Water seepage may delay Gautrain

Pretoria –Finality is expected this week on whether an excess of underground water will delay the opening of a portion of the Gautrain rail link between Johannesburg and Pretoria.

The Gautrain Management Agency (GMA) is waiting for a submission from the Bombela Consortium,which has built and is managing the rail system,as to how it will improve the waterproofing in the tunnel between the Rosebank and Park stations in Johannesburg,said GMA chief executive Jack van der Merwe.

It’s been known for some time that that the amount of water seeping into the tunnel is above than agreed to in the contract between Bombela and government.

Bombela spokesperson Errol Braithwaite said the water would not affect the operation of the train and was not a safety risk. But in April Van der Merwe said that it could delay the opening of that part of the line.
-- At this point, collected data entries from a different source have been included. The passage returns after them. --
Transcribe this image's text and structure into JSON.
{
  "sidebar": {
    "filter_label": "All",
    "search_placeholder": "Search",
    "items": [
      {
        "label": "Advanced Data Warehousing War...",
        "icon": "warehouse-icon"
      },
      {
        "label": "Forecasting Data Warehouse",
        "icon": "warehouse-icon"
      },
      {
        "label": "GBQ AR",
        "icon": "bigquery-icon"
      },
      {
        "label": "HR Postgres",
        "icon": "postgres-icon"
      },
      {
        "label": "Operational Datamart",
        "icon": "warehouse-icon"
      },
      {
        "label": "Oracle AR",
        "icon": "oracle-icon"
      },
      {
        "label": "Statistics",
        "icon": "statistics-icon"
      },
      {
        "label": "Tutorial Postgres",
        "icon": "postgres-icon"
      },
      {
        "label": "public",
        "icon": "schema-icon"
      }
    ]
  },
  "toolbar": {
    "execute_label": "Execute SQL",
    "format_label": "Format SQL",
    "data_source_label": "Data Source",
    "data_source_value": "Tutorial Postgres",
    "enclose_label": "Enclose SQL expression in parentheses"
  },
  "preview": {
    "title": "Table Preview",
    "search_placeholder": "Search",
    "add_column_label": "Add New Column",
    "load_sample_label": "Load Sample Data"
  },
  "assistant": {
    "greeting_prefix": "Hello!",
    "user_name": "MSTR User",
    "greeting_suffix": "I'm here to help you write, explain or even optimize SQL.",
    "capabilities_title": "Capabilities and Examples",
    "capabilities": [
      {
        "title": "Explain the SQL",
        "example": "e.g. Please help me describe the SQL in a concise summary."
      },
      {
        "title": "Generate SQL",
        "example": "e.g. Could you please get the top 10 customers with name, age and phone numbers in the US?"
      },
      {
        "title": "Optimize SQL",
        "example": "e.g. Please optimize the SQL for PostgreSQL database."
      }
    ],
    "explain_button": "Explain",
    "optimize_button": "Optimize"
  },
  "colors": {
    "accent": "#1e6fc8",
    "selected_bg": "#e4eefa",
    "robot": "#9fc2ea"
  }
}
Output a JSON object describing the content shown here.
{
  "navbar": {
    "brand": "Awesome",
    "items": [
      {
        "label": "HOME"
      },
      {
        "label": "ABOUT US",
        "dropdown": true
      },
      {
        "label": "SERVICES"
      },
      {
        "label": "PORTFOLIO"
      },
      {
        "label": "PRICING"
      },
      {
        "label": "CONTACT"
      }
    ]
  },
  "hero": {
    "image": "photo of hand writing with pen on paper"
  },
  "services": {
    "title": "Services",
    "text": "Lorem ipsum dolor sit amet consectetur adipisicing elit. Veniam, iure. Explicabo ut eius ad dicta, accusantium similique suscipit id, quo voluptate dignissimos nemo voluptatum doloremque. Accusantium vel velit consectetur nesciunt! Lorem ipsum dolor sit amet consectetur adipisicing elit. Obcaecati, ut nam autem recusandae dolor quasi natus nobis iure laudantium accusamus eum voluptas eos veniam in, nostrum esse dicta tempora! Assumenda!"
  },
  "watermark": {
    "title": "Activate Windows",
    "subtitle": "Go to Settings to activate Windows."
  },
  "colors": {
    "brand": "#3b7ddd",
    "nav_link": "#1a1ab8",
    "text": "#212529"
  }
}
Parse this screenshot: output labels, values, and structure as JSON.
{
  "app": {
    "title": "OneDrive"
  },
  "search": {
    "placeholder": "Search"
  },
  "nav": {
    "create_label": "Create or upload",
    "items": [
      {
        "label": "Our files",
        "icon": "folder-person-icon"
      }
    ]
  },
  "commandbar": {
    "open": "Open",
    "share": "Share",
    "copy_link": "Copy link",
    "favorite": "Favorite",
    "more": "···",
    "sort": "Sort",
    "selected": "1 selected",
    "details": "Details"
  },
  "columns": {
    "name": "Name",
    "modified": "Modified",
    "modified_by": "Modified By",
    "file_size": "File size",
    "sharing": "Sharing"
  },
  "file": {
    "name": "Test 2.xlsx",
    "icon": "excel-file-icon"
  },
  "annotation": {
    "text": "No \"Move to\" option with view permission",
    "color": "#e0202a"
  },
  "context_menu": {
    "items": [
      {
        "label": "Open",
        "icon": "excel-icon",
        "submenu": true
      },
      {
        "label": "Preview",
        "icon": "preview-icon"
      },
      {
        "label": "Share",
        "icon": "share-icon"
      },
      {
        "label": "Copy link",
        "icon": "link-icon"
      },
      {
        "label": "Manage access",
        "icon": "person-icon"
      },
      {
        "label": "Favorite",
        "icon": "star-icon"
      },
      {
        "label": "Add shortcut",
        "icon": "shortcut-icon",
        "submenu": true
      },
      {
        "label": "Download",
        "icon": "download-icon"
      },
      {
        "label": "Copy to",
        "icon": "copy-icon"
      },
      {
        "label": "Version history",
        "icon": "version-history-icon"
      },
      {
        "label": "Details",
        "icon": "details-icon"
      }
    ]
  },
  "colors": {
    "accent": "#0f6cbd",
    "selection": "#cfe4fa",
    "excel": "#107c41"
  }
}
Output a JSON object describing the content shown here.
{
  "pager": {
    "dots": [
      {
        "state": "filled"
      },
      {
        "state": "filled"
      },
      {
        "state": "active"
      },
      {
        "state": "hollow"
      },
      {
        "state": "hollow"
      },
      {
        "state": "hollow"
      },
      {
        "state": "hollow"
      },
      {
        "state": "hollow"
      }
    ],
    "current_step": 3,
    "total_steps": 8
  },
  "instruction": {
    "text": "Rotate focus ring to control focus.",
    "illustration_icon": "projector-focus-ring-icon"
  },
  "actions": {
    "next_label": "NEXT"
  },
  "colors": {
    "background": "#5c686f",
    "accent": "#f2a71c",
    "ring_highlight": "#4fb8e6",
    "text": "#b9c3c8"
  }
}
Carvel Webb,technical adviser to the Railway Safety Regulator (RSR),confirmed that the water would not threaten the safety of passengers.

The RSR was aware of the water problem,but was working together with Bombela to finalise tests before issuing a permit for the entire Johannesburg to Pretoria system.

A dispute resolution determined that Bombela should fix the waterproofing,Sake24 understands.

Van der Merwe says that in the long run the excess moisture could damage the infrastructure.

According to Braithwaite,the work can be done only at night when the train does not operate,and is expected to take a couple of months to complete.

The previous idea of opening the affected portion of the line only later is no longer being considered.

It is speculated that government could decide against opening that part of the line before all the work is complete,thus enabling faster completion.

Van der Merwe declined to comment on the risk of opening the entire system with some of the construction work incomplete.

The second stage of the system should have opened in June,but the RSR postponed the opening to July because the tests had not all been completed.

According to Webb,tests are currently under way on whether the system can meet expectations in exceptional conditions.

The longer the opening of the entire rail link takes,the longer it take for Bombela to earn revenue from it.

Van der Merwe declined to comment on the effect on Bombela’s financial model should a portion of the line remain closed for a period for construction work.